Riviera Reporter
Riviera Reporter
THE FRENCH RIVIERA'S ENGLISH LANGUAGE NEWS MAGAZINE
THE FRENCH RIVIERA'S ENGLISH LANGUAGE NEWS MAGAZINE

Your in-flight entertainment - by British yobs and slobs

As foreign media pick up on the increasing number of British press reports of loutish behaviour at home and abroad, decent British expats are left feeling shame and irritation.

Airlines regularly have to deal with yobbery by a loud minority of Brits travelling to or from their holiday destinations. Half of the culprits on Skyscanner’s worldwide list of the 10 Worst Passenger Incidents involve Brits.

In-flight misbehaviour can easily result in prosecution for endangering an aircraft and most airlines operate a zero tolerance policy, but this doesn’t discourage everyone. In April 2015, two British men were offloaded in Bermuda for their threatening behaviour on a Thomson Airways flight to Mexico. In May, six British men were arrested in Spain after “shocking behaviour while drunk” on board a 7am Ryanair flight from Glasgow Prestwick Airport to Palma, Mallorca. Ryanair has since banned passengers from bringing booze onto some of their flights between Britain and Spanish destinations.

Housewife Carmel Beer from Somerset was jailed for 18 months for aggressing cabin crew on a flight from Montreal to London but it’s usually men who are to blame. On a New York to London flight, 31-year-old Briton Thomas Joyce had to be handcuffed to his seat when he became drunk and violent with crew. He was subsequently jailed for nine months. In May, easyJet removed a Welsh passenger from a Bristol to Mallorca flight for “foul, abusive and threatening language”.

A former American flight attendant has started a website and Facebook page where crew and passengers can anonymously post photos of unruly behaviour on commercial aircraft. Many of the photos are of British passengers. Have a look at www.passengershaming.com

In-flight Yob

Young Britons are notorious for public drunkenness as testified by Saturday night behaviour in many a town centre but top prize must surely go to a few British holidaymakers in hot destinations where cheap and plentiful booze is the main attraction. Popular prime time British television shows such as Sun, Sex and Suspicious Parents, Magaluf Weekender, What Happens In Kavos, Sun, Sea and A&E and Brits Behaving Badly are based entirely on the drunken antics of many a low-cost sun-dried pommy on cheap binges to Spain or Greece.

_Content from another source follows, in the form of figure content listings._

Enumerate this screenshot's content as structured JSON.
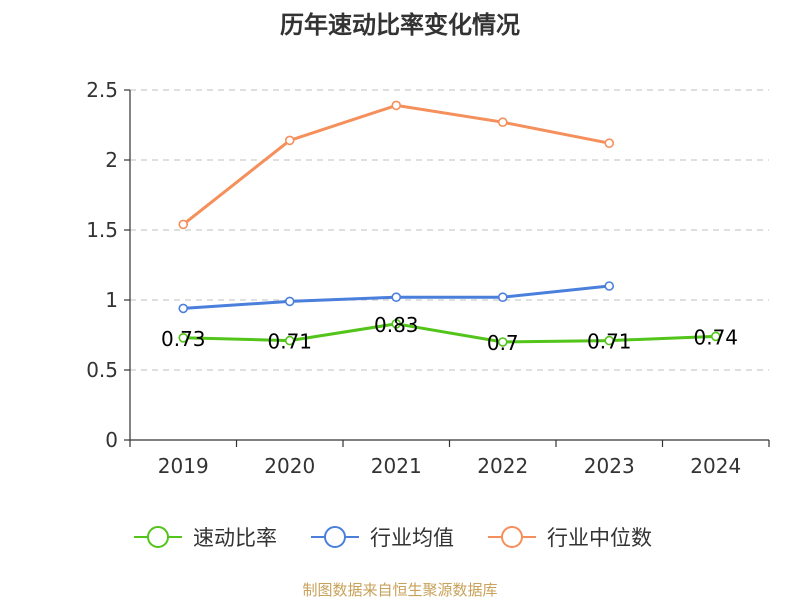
{
  "chart_data": {
    "type": "line",
    "title": "历年速动比率变化情况",
    "categories": [
      "2019",
      "2020",
      "2021",
      "2022",
      "2023",
      "2024"
    ],
    "ylim": [
      0,
      2.5
    ],
    "yticks": [
      "0",
      "0.5",
      "1",
      "1.5",
      "2",
      "2.5"
    ],
    "ytick_values": [
      0,
      0.5,
      1,
      1.5,
      2,
      2.5
    ],
    "grid": true,
    "legend_position": "bottom",
    "series": [
      {
        "name": "速动比率",
        "color": "#52c41a",
        "values": [
          0.73,
          0.71,
          0.83,
          0.7,
          0.71,
          0.74
        ],
        "labels": [
          "0.73",
          "0.71",
          "0.83",
          "0.7",
          "0.71",
          "0.74"
        ]
      },
      {
        "name": "行业均值",
        "color": "#4a7fdc",
        "values": [
          0.94,
          0.99,
          1.02,
          1.02,
          1.1,
          null
        ]
      },
      {
        "name": "行业中位数",
        "color": "#f58f5b",
        "values": [
          1.54,
          2.14,
          2.39,
          2.27,
          2.12,
          null
        ]
      }
    ],
    "source": "制图数据来自恒生聚源数据库"
  }
}
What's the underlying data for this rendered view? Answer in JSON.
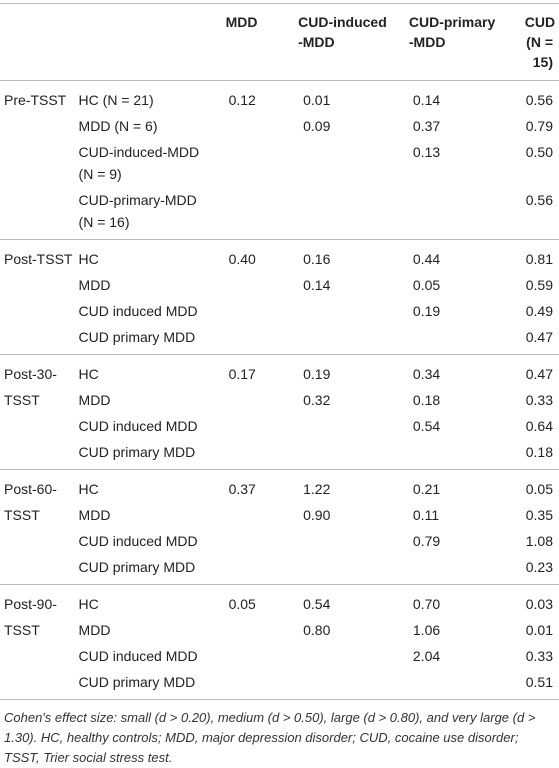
{
  "table": {
    "header": [
      [
        "MDD"
      ],
      [
        "CUD-induced",
        "-MDD"
      ],
      [
        "CUD-primary",
        "-MDD"
      ],
      [
        "CUD",
        "(N = 15)"
      ]
    ],
    "groups": [
      {
        "time": [
          "Pre-TSST"
        ],
        "rows": [
          {
            "label": [
              "HC (N = 21)"
            ],
            "cells": [
              "0.12",
              "0.01",
              "0.14",
              "0.56"
            ]
          },
          {
            "label": [
              "MDD (N = 6)"
            ],
            "cells": [
              null,
              "0.09",
              "0.37",
              "0.79"
            ]
          },
          {
            "label": [
              "CUD-induced-MDD",
              "(N = 9)"
            ],
            "cells": [
              null,
              null,
              "0.13",
              "0.50"
            ]
          },
          {
            "label": [
              "CUD-primary-MDD",
              "(N = 16)"
            ],
            "cells": [
              null,
              null,
              null,
              "0.56"
            ]
          }
        ]
      },
      {
        "time": [
          "Post-TSST"
        ],
        "rows": [
          {
            "label": [
              "HC"
            ],
            "cells": [
              "0.40",
              "0.16",
              "0.44",
              "0.81"
            ]
          },
          {
            "label": [
              "MDD"
            ],
            "cells": [
              null,
              "0.14",
              "0.05",
              "0.59"
            ]
          },
          {
            "label": [
              "CUD induced MDD"
            ],
            "cells": [
              null,
              null,
              "0.19",
              "0.49"
            ]
          },
          {
            "label": [
              "CUD primary MDD"
            ],
            "cells": [
              null,
              null,
              null,
              "0.47"
            ]
          }
        ]
      },
      {
        "time": [
          "Post-30-",
          "TSST"
        ],
        "rows": [
          {
            "label": [
              "HC"
            ],
            "cells": [
              "0.17",
              "0.19",
              "0.34",
              "0.47"
            ]
          },
          {
            "label": [
              "MDD"
            ],
            "cells": [
              null,
              "0.32",
              "0.18",
              "0.33"
            ]
          },
          {
            "label": [
              "CUD induced MDD"
            ],
            "cells": [
              null,
              null,
              "0.54",
              "0.64"
            ]
          },
          {
            "label": [
              "CUD primary MDD"
            ],
            "cells": [
              null,
              null,
              null,
              "0.18"
            ]
          }
        ]
      },
      {
        "time": [
          "Post-60-",
          "TSST"
        ],
        "rows": [
          {
            "label": [
              "HC"
            ],
            "cells": [
              "0.37",
              "1.22",
              "0.21",
              "0.05"
            ]
          },
          {
            "label": [
              "MDD"
            ],
            "cells": [
              null,
              "0.90",
              "0.11",
              "0.35"
            ]
          },
          {
            "label": [
              "CUD induced MDD"
            ],
            "cells": [
              null,
              null,
              "0.79",
              "1.08"
            ]
          },
          {
            "label": [
              "CUD primary MDD"
            ],
            "cells": [
              null,
              null,
              null,
              "0.23"
            ]
          }
        ]
      },
      {
        "time": [
          "Post-90-",
          "TSST"
        ],
        "rows": [
          {
            "label": [
              "HC"
            ],
            "cells": [
              "0.05",
              "0.54",
              "0.70",
              "0.03"
            ]
          },
          {
            "label": [
              "MDD"
            ],
            "cells": [
              null,
              "0.80",
              "1.06",
              "0.01"
            ]
          },
          {
            "label": [
              "CUD induced MDD"
            ],
            "cells": [
              null,
              null,
              "2.04",
              "0.33"
            ]
          },
          {
            "label": [
              "CUD primary MDD"
            ],
            "cells": [
              null,
              null,
              null,
              "0.51"
            ]
          }
        ]
      }
    ],
    "footnote": "Cohen's effect size: small (d > 0.20), medium (d > 0.50), large (d > 0.80), and very large (d > 1.30). HC, healthy controls; MDD, major depression disorder; CUD, cocaine use disorder; TSST, Trier social stress test."
  }
}
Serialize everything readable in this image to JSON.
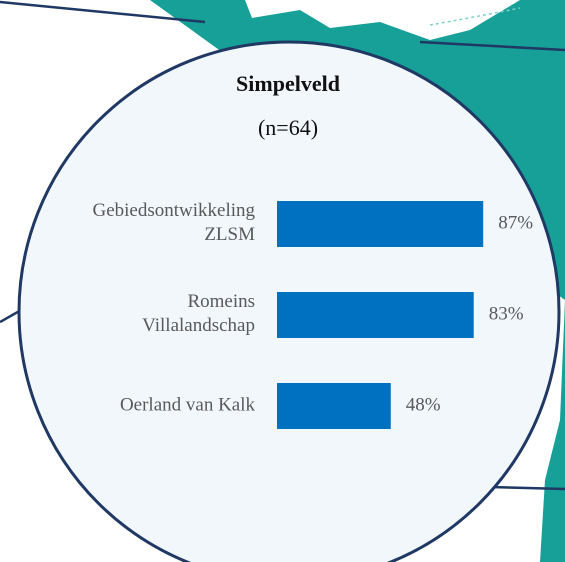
{
  "chart_data": {
    "type": "bar",
    "orientation": "horizontal",
    "title": "Simpelveld",
    "subtitle": "(n=64)",
    "categories": [
      "Gebiedsontwikkeling\nZLSM",
      "Romeins\nVillalandschap",
      "Oerland van Kalk"
    ],
    "values": [
      87,
      83,
      48
    ],
    "value_labels": [
      "87%",
      "83%",
      "48%"
    ],
    "color": "#0070c0"
  }
}
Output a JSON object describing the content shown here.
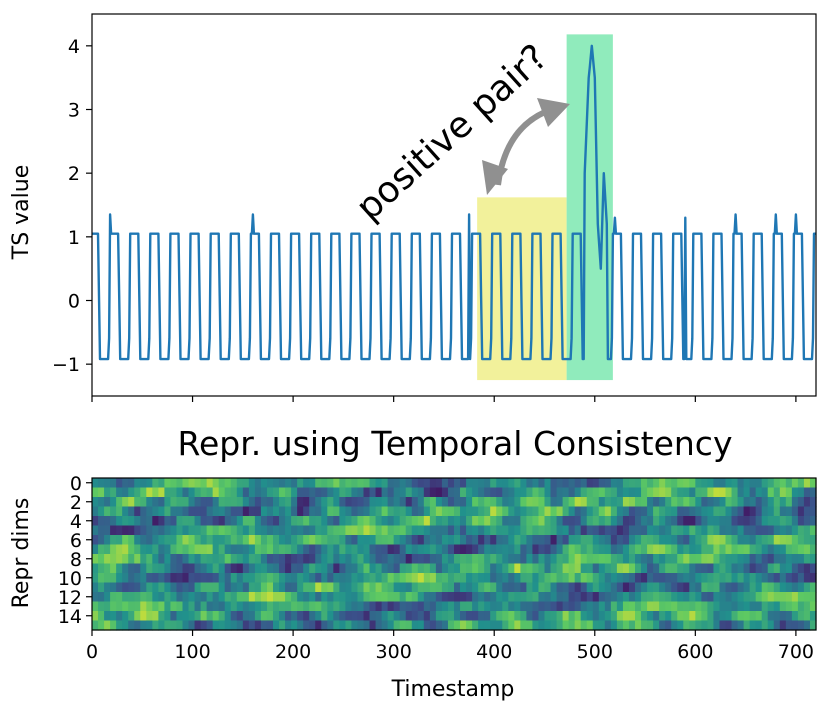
{
  "chart_data": [
    {
      "type": "line",
      "title": "",
      "xlabel": "",
      "ylabel": "TS value",
      "xlim": [
        0,
        720
      ],
      "ylim": [
        -1.5,
        4.5
      ],
      "yticks": [
        4,
        3,
        2,
        1,
        0,
        -1
      ],
      "ytick_labels": [
        "4",
        "3",
        "2",
        "1",
        "0",
        "−1"
      ],
      "series": [
        {
          "color": "#1f77b4",
          "description_period": 20,
          "high": 1.05,
          "low": -0.92,
          "spikes": [
            [
              18,
              1.35
            ],
            [
              160,
              1.35
            ],
            [
              375,
              1.35
            ],
            [
              520,
              1.6
            ],
            [
              520,
              1.3
            ],
            [
              590,
              1.3
            ],
            [
              640,
              1.35
            ],
            [
              680,
              1.35
            ],
            [
              700,
              1.35
            ]
          ],
          "anomaly": [
            [
              490,
              2.0
            ],
            [
              494,
              3.5
            ],
            [
              497,
              4.0
            ],
            [
              500,
              3.5
            ],
            [
              503,
              1.2
            ],
            [
              506,
              0.5
            ],
            [
              509,
              2.0
            ],
            [
              512,
              1.2
            ]
          ]
        }
      ],
      "highlights": [
        {
          "x0": 383,
          "x1": 472,
          "y0": -1.25,
          "y1": 1.62,
          "color": "#f0ef8a"
        },
        {
          "x0": 472,
          "x1": 518,
          "y0": -1.25,
          "y1": 4.18,
          "color": "#7de8b0"
        }
      ],
      "annotation": {
        "text": "positive pair?",
        "arrow_color": "#909090"
      }
    },
    {
      "type": "heatmap",
      "title": "Repr. using Temporal Consistency",
      "xlabel": "Timestamp",
      "ylabel": "Repr dims",
      "xlim": [
        0,
        720
      ],
      "xticks": [
        0,
        100,
        200,
        300,
        400,
        500,
        600,
        700
      ],
      "yticks": [
        0,
        2,
        4,
        6,
        8,
        10,
        12,
        14
      ],
      "rows": 16,
      "colormap": "viridis"
    }
  ]
}
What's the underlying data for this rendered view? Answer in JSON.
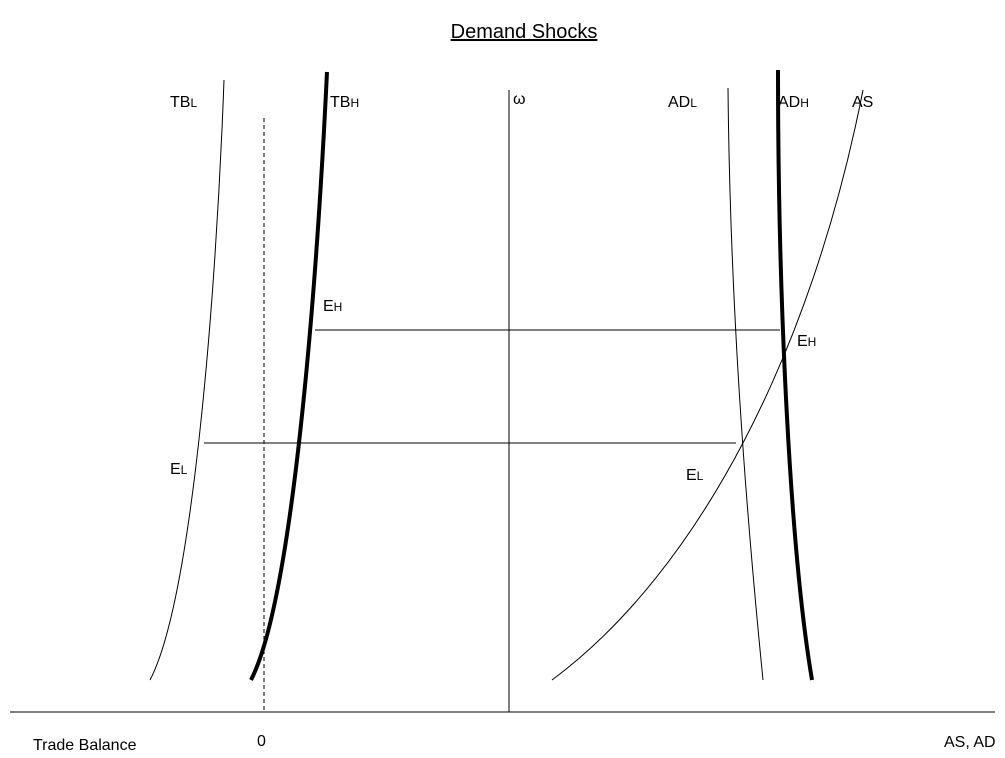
{
  "title": "Demand Shocks",
  "labels": [
    {
      "base": "TB",
      "sub": "L"
    },
    {
      "base": "TB",
      "sub": "H"
    },
    {
      "base": "ω"
    },
    {
      "base": "AD",
      "sub": "L"
    },
    {
      "base": "AD",
      "sub": "H"
    },
    {
      "base": "AS"
    },
    {
      "base": "E",
      "sub": "H"
    },
    {
      "base": "E",
      "sub": "H"
    },
    {
      "base": "E",
      "sub": "L"
    },
    {
      "base": "E",
      "sub": "L"
    }
  ],
  "axis": {
    "left_label": "Trade Balance",
    "zero_label": "0",
    "right_label": "AS, AD"
  }
}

The Costa del Slob might well deserve its nickname but loutish behaviour isn’t unique to the great unwashed. A few years ago an employee of the now defunct Trusthouse Forte Hotels told us that room minibars were to be discontinued because executive level British yuppies had been opening the drinks to urinate in them before putting them back. At Nice airport, one member of counter staff was spit on because she couldn’t come up with the free copy of the Financial Times a passenger felt he had a right to. Police were called but the middle-aged man’s justification that “my taxes are paying her salary” didn’t wash and he was carted off.  The tax dodge was a rather ludicrous claim when the Briton in question was – and perhaps still is – a resident of Monaco.

Most of us shouldn’t be painted with the same unseemly brush but what is it that makes abhorrent behaviour overseas a trait that seems more often the doing of Britons than of any other nationality? The French or Italians just don’t act that way.